From the windows of the 1920s Pullman observation car, we watch as the Andes soar above, great slippery stone slopes plunging to the valley floor. The train twists along a jade river. On curves we can see the locomotive and carriages bending ahead. From an outside deck at the back, the track disappears through a heat haze towards Cusco. Women in red cardigans and straw hats herd sheep or sell bananas and citrus fruit at little stalls, though we never pause to take a look; there are no scheduled stops.
The Hiram Bingham is named after the Honolulu-born explorer who was, in 1911, the first outsider to come across the ancient Inca site of Machu Picchu.
The journey takes four hours, and brunch is included in a dining carriage with white tablecloths. As we eat (no guinea pig today), we look out and can see dots on the Inca Trail path; human ellipses plodding along with backpacks. The average hike over 50 miles from Cusco to Machu Picchu takes about five days, staying in simple lodges along the way.

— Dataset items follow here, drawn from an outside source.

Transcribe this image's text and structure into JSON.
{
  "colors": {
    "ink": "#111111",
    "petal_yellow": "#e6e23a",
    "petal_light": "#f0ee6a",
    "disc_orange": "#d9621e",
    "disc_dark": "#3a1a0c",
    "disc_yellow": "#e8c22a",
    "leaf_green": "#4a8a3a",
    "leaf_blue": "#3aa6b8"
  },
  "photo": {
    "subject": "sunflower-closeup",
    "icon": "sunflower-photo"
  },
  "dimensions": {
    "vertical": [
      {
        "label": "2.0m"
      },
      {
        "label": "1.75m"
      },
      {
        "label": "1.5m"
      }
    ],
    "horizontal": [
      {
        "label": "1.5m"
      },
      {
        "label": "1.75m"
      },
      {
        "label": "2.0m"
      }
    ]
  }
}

On our press trip it's not like that. We arrive. The bottles of champagne are put away. A band and dancing troupe starts up. The man from the Press Association, who has been slumped in a chair drinking soda in a corner, grimaces and blinks upwards. 'Are we there yet?'
One of the wonders of the world awaits.
'¿Qué es esto?'
Barcelona to Zaragoza, Spain (2013)
I don't think I've ever seen a security guard's eyes open quite so wide.
I'm at Barcelona's França station, about to catch a train to Zaragoza, 1 hour 40 minutes away by AVE high-speed train. Barcelona marks the rough halfway point of a 1,000-mile journey around Spain's heartland that began in Seville and continued to the sleepy little city of Albacete, principally known for its traditional knife-making industry, followed by a stopover in Tarragona, a charming port with a fine Roman amphitheatre.

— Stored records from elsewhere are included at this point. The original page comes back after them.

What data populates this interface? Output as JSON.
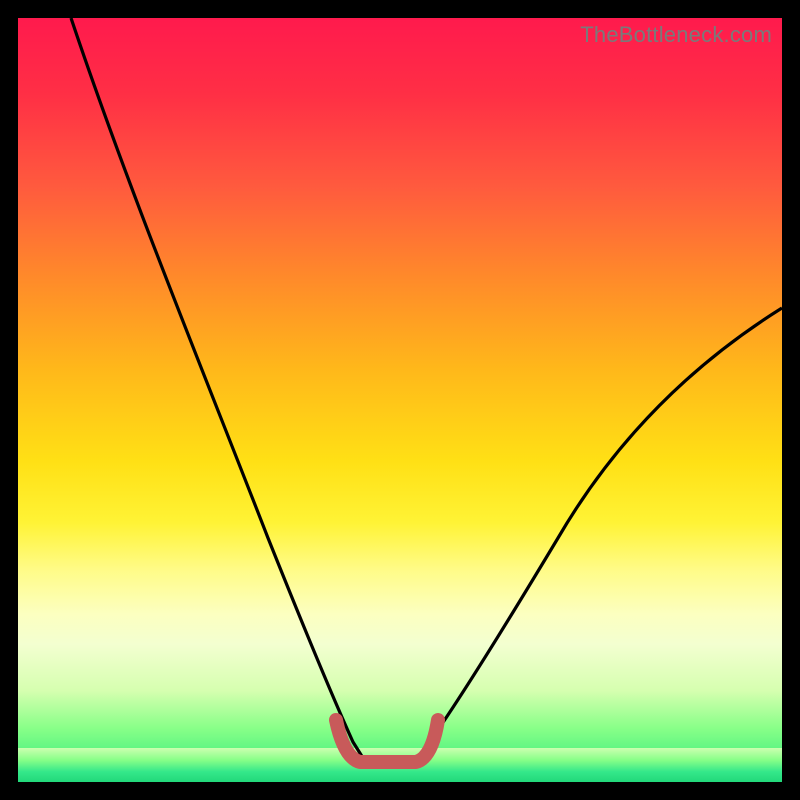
{
  "watermark": "TheBottleneck.com",
  "chart_data": {
    "type": "line",
    "title": "",
    "xlabel": "",
    "ylabel": "",
    "xlim": [
      0,
      100
    ],
    "ylim": [
      0,
      100
    ],
    "series": [
      {
        "name": "bottleneck-curve-left",
        "x": [
          7,
          12,
          18,
          24,
          30,
          35,
          40,
          43,
          45
        ],
        "y": [
          100,
          82,
          62,
          44,
          28,
          16,
          7,
          3,
          2
        ]
      },
      {
        "name": "bottleneck-curve-right",
        "x": [
          52,
          55,
          60,
          68,
          78,
          88,
          100
        ],
        "y": [
          2,
          4,
          10,
          22,
          36,
          48,
          62
        ]
      },
      {
        "name": "target-range-marker",
        "x": [
          42,
          43,
          51,
          52
        ],
        "y": [
          6,
          2,
          2,
          6
        ]
      }
    ],
    "annotations": []
  },
  "colors": {
    "curve": "#000000",
    "marker": "#c85a5a",
    "background_top": "#ff1a4d",
    "background_bottom": "#22d87a"
  }
}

So far I have been travelling on Alvia trains, with a top speed of 156 mph. They're no slouches, but from Barcelona to Zaragoza and onwards to Madrid I'm to take even faster AVE trains, the most modern in Spain. These have a top speed of 194 mph and when they get going, as I'm about to discover, they feel as though they're floating on air. Spain has very good high-speed trains: perhaps the best in Europe.
During two hours in Barcelona, I have seen the famous La Rambla pedestrian street with its knick-knack shops, florists, poseurs and food stalls. I've taken in Antoni Gaudí's Casa Milà, a highly peculiar house that looks like melted wax, while eavesdropping on a guide pointing upwards and telling her tourists: 'Can you see the waves? Can you see the seaweed?'
Then I returned to França station, collected my bags from a locker and reached the security checkpoint for my AVE train. For the Alvia trains there had been no such X-ray machines, so I am surprised to see
them, though I think nothing of it. I place my luggage on a conveyor belt and step through the X-ray frame for passengers.
On the other side I wait for my bags. But there is a delay.
After a while a guard with a moustache says to me, 'Eh! Eh!' He has collected my larger bag and put it to one side.
I go over, thinking, What is it this time? Too much toothpaste?
'Eh!' he says again, and points at the offending item: my bag. 'Open, por favor! Por favor!'
Here we go again, I'm thinking. Too much shaving gel. Did I leave a bottle of wine in there? Anyway, nowhere says liquids are banned. What is this?
I open my bag and suddenly it dawns on me.